Pemerintah menegaskan bahwa penyesuaian gaji ASN tetap memperhatikan stabilitas fiskal nasional serta prioritas lain seperti pembangunan infrastruktur, pendidikan, dan kesehatan. Dengan begitu, kebijakan ini diharapkan dapat memberikan dampak positif secara menyeluruh bagi kinerja aparatur dan pelayanan masyarakat.
Gaji Pokok Terbaru PNS hingga 2025
Besaran gaji PNS saat ini masih mengacu pada aturan yang berlaku terakhir, yaitu PP Nomor 5 Tahun 2024. Kenaikan gaji pada tahun 2024 menjadi yang pertama sejak 2019. Berikut rincian gaji PNS 2025 menurut golongan dan masa kerja, yang menjadi patokan awal sebelum penyesuaian tahun 2026:
| Golongan | Gaji Terendah (Rp) | Gaji Tertinggi (Rp) |
|---|---|---|
| Ia | 1.685.700 | 2.522.600 |
| Ib | 1.840.800 | 2.670.700 |
| Ic | 1.918.700 | 2.783.700 |
| Id | 1.999.900 | 2.901.400 |
| IIa | 2.184.000 | 3.643.400 |
| IIb | 2.385.000 | 3.797.500 |
| IIc | 2.485.900 | 3.958.200 |
| IId | 2.591.100 | 4.125.600 |
| IIIa | 2.785.700 | 4.575.200 |
| IIIb | 2.903.600 | 4.768.800 |
| IIIc | 3.026.400 | 4.970.500 |
| IIId | 3.154.400 | 5.180.700 |
| IVa | 3.287.800 | 5.399.900 |
| IVb | 3.426.900 | 5.628.300 |
| IVc | 3.571.900 | 5.866.400 |
| IVd | 3.723.000 | 6.114.500 |
| IVe | 3.880.400 | 6.373.200 |
Besaran gaji tersebut menyesuaikan pangkat, golongan, dan masa kerja. Adanya wacana kenaikan di tahun 2026 diharapkan membawa perubahan signifikan bagi setiap golongan.
Tunjangan dan Fasilitas Lain untuk PNS
Selain gaji pokok, ASN dan PNS mendapatkan berbagai tunjangan dan fasilitas. Tunjangan mencakup tunjangan kinerja (tukin), tunjangan keluarga, serta tunjangan jabatan. Ada juga fasilitas cuti tahunan, cuti khusus, jaminan pensiun, dan jaminan hari tua.
Komponen tunjangan tersebut bervariasi tergantung pada pangkat, jabatan, serta wilayah kerja. Selain itu, PNS berhak memperoleh fasilitas peningkatan kompetensi, perlindungan kerja, serta hak-hak lain sesuai ketentuan pemerintah.
Berikut daftar fasilitas tambahan yang diterima PNS:
- Tunjangan kinerja, jabatan, dan tunjangan keluarga.
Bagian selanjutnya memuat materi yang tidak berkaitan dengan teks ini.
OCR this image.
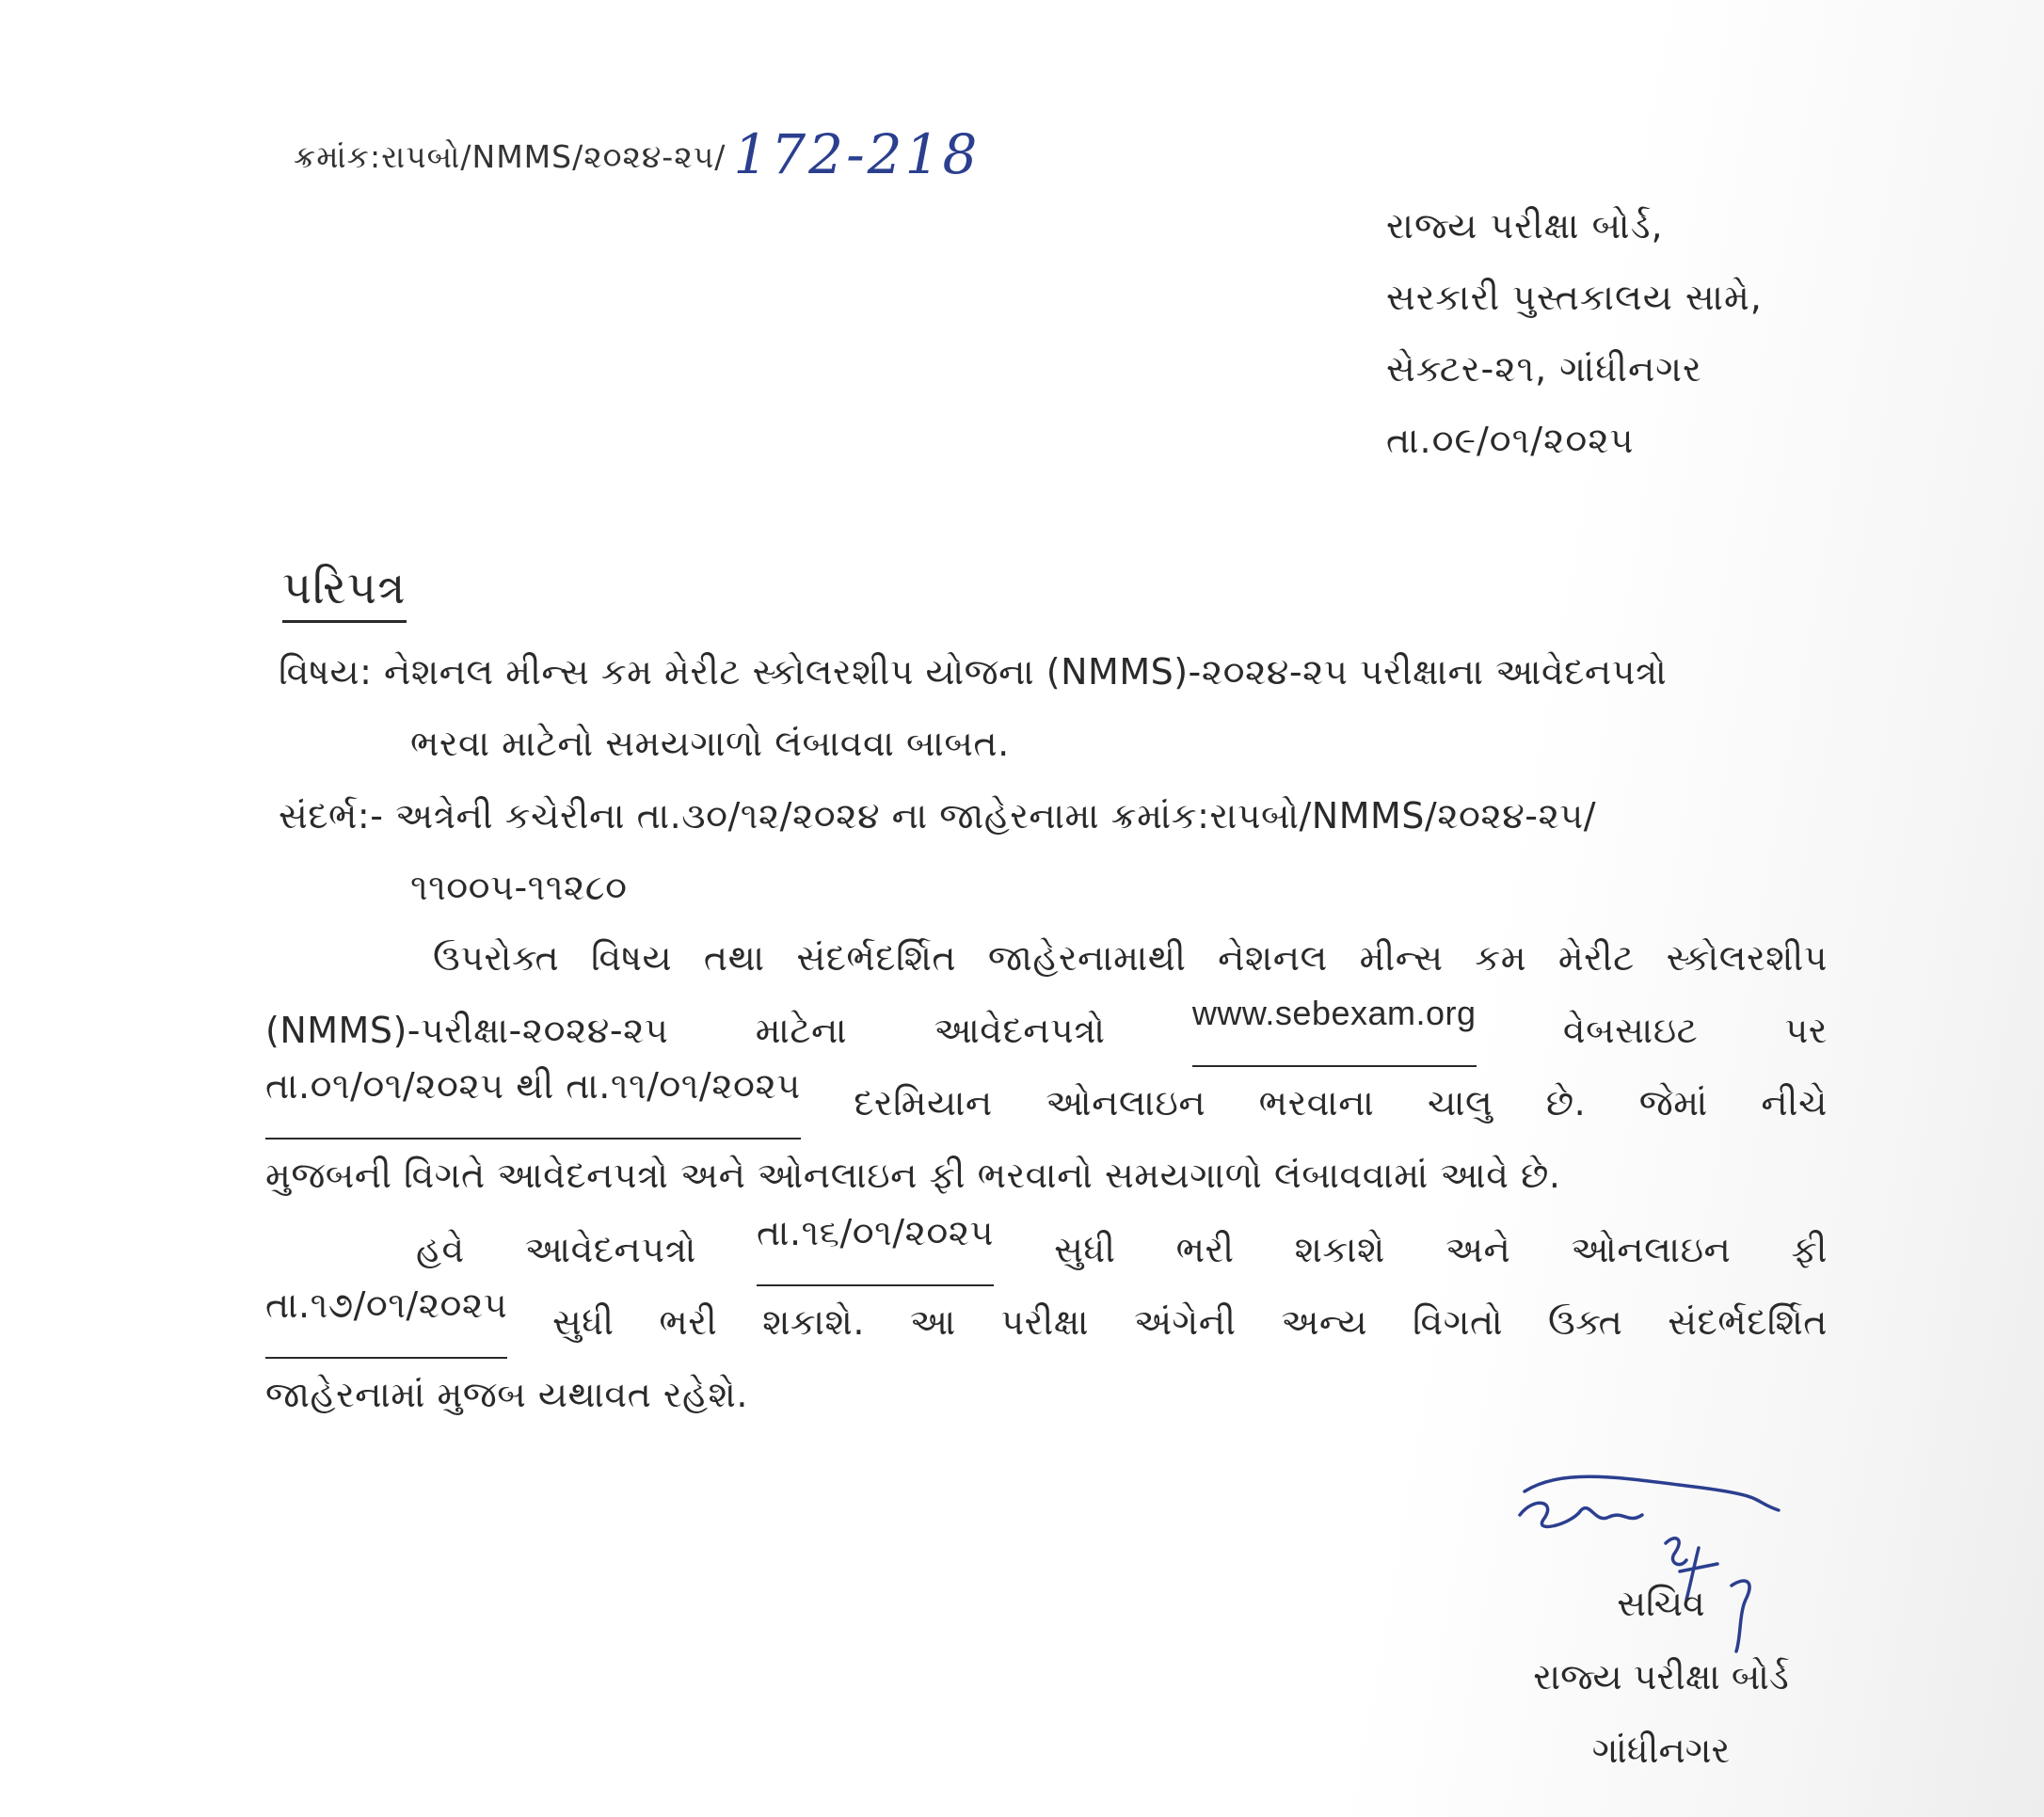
ક્રમાંક:રાપબો/NMMS/૨૦૨૪-૨૫/ 172-218
રાજ્ય પરીક્ષા બોર્ડ,
સરકારી પુસ્તકાલય સામે,
સેક્ટર-૨૧, ગાંધીનગર
તા.૦૯/૦૧/૨૦૨૫
પરિપત્ર
વિષય: નેશનલ મીન્સ કમ મેરીટ સ્કોલરશીપ યોજના (NMMS)-૨૦૨૪-૨૫ પરીક્ષાના આવેદનપત્રો
ભરવા માટેનો સમયગાળો લંબાવવા બાબત.
સંદર્ભ:- અત્રેની કચેરીના તા.૩૦/૧૨/૨૦૨૪ ના જાહેરનામા ક્રમાંક:રાપબો/NMMS/૨૦૨૪-૨૫/
૧૧૦૦૫-૧૧૨૮૦
ઉપરોક્ત વિષય તથા સંદર્ભદર્શિત જાહેરનામાથી નેશનલ મીન્સ કમ મેરીટ સ્કોલરશીપ
(NMMS)-પરીક્ષા-૨૦૨૪-૨૫ માટેના આવેદનપત્રો	www.sebexam.org વેબસાઇટ પર
તા.૦૧/૦૧/૨૦૨૫ થી તા.૧૧/૦૧/૨૦૨૫ દરમિયાન ઓનલાઇન ભરવાના ચાલુ છે. જેમાં નીચે
મુજબની વિગતે આવેદનપત્રો અને ઓનલાઇન ફી ભરવાનો સમયગાળો લંબાવવામાં આવે છે.
હવે આવેદનપત્રો તા.૧૬/૦૧/૨૦૨૫ સુધી ભરી શકાશે અને ઓનલાઇન ફી
તા.૧૭/૦૧/૨૦૨૫ સુધી ભરી શકાશે. આ પરીક્ષા અંગેની અન્ય વિગતો ઉક્ત સંદર્ભદર્શિત
જાહેરનામાં મુજબ યથાવત રહેશે.
સચિવ
રાજ્ય પરીક્ષા બોર્ડ
ગાંધીનગર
- Program pensiun dan jaminan hari tua.
- Hak cuti tahunan, cuti khusus, serta perlindungan hukum saat menjalankan tugas.
- Akses pelatihan dan pengembangan kompetensi ASN.
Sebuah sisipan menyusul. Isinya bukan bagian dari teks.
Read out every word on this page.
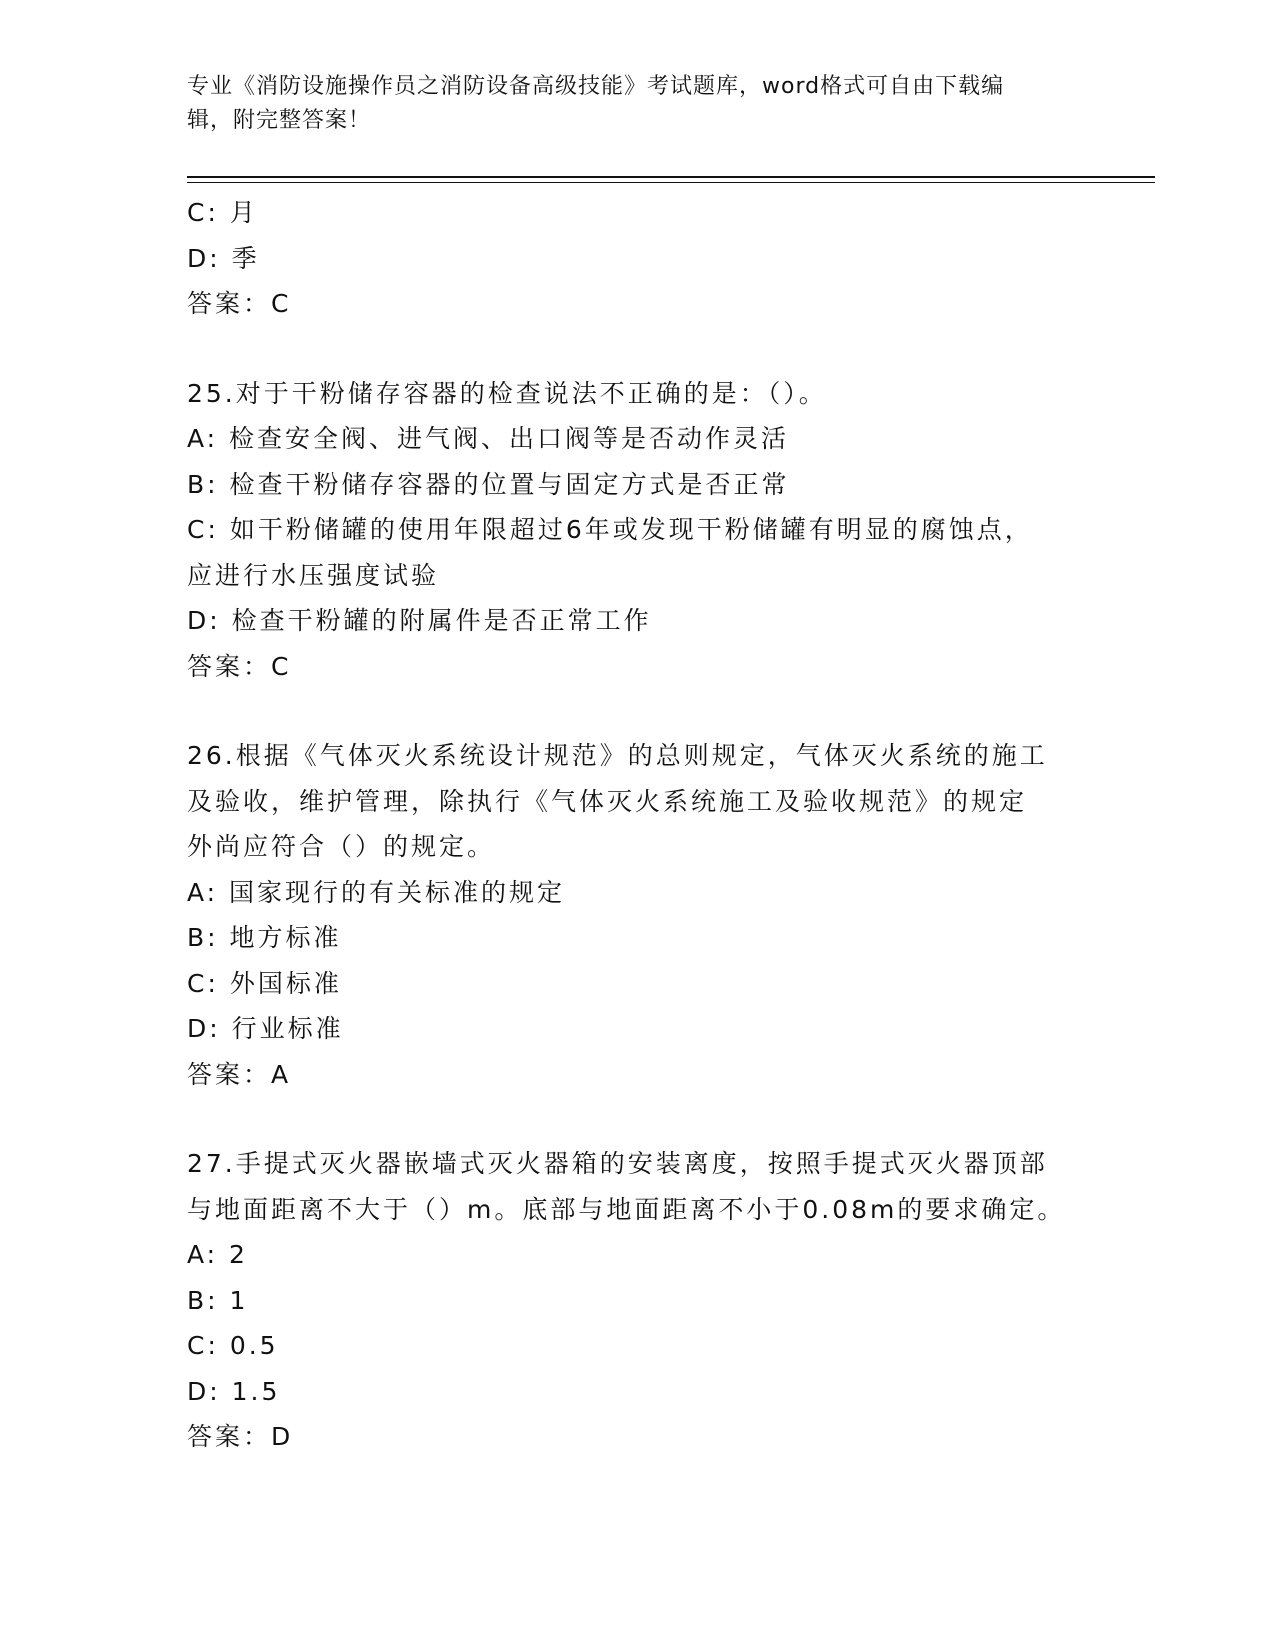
专业《消防设施操作员之消防设备高级技能》考试题库，word格式可自由下载编
辑，附完整答案！
C: 月
D: 季
答案：C
25.对于干粉储存容器的检查说法不正确的是：（）。
A: 检查安全阀、进气阀、出口阀等是否动作灵活
B: 检查干粉储存容器的位置与固定方式是否正常
C: 如干粉储罐的使用年限超过6年或发现干粉储罐有明显的腐蚀点，
应进行水压强度试验
D: 检查干粉罐的附属件是否正常工作
答案：C
26.根据《气体灭火系统设计规范》的总则规定，气体灭火系统的施工
及验收，维护管理，除执行《气体灭火系统施工及验收规范》的规定
外尚应符合（）的规定。
A: 国家现行的有关标准的规定
B: 地方标准
C: 外国标准
D: 行业标准
答案：A
27.手提式灭火器嵌墙式灭火器箱的安装离度，按照手提式灭火器顶部
与地面距离不大于（）m。底部与地面距离不小于0.08m的要求确定。
A: 2
B: 1
C: 0.5
D: 1.5
答案：D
Pentingnya Penyesuaian Gaji ASN dalam Konteks Pembangunan Nasional
Pemerintah menilai penyesuaian gaji ASN penting untuk menjaga motivasi aparatur negara dan meningkatkan kualitas pelayanan. Tujuan lainnya adalah mencegah praktik korupsi yang seringkali dipicu oleh disparitas kesejahteraan pegawai. Kenaikan gaji ASN juga menjadi bagian dari strategi memperkuat daya saing, sejalan dengan prioritas nasional sebagaimana tercantum dalam RKP 2025.
Rencana peningkatan besaran gaji pada tahun 2026 akan tetap menyesuaikan kondisi keuangan negara dan agenda pembangunan. Pemerintah mengajak masyarakat menunggu ketentuan resmi soal besaran maupun waktu pemberlakuan kenaikan gaji, yang akan diatur lebih lanjut dalam peraturan turunan dan APBN tahun berjalan.
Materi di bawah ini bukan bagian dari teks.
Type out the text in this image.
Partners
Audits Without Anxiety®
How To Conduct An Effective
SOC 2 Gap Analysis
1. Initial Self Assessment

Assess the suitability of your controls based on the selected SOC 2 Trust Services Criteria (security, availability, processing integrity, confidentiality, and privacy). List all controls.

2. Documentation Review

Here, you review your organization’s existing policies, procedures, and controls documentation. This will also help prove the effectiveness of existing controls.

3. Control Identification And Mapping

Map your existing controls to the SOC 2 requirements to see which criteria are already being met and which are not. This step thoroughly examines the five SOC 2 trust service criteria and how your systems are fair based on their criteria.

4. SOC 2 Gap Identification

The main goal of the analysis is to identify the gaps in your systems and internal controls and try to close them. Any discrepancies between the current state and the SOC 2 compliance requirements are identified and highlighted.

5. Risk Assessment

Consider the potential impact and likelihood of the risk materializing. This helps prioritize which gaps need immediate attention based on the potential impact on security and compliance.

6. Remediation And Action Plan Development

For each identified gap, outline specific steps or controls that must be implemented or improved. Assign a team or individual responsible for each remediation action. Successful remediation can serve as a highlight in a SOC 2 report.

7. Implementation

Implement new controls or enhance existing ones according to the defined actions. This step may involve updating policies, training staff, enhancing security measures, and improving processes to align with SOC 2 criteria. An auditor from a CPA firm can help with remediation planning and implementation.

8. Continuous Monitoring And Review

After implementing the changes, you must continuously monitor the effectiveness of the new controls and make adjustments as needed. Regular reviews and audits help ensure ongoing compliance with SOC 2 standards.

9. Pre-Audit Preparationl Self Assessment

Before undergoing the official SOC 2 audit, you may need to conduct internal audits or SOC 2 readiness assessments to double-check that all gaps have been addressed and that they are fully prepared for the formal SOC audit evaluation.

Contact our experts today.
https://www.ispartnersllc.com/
Wacana tersebut memberikan harapan kepada banyak Aparatur Sipil Negara, termasuk guru, dosen, serta tenaga fungsional lainnya. Selain menunjang kesejahteraan, kebijakan ini juga diharapkan mampu mendorong kinerja birokrasi dan pelayanan publik di masa mendatang. Penyesuaian gaji ASN tetap menjadi agenda utama yang terus mendapat perhatian dalam kebijakan pemerintah ke depan.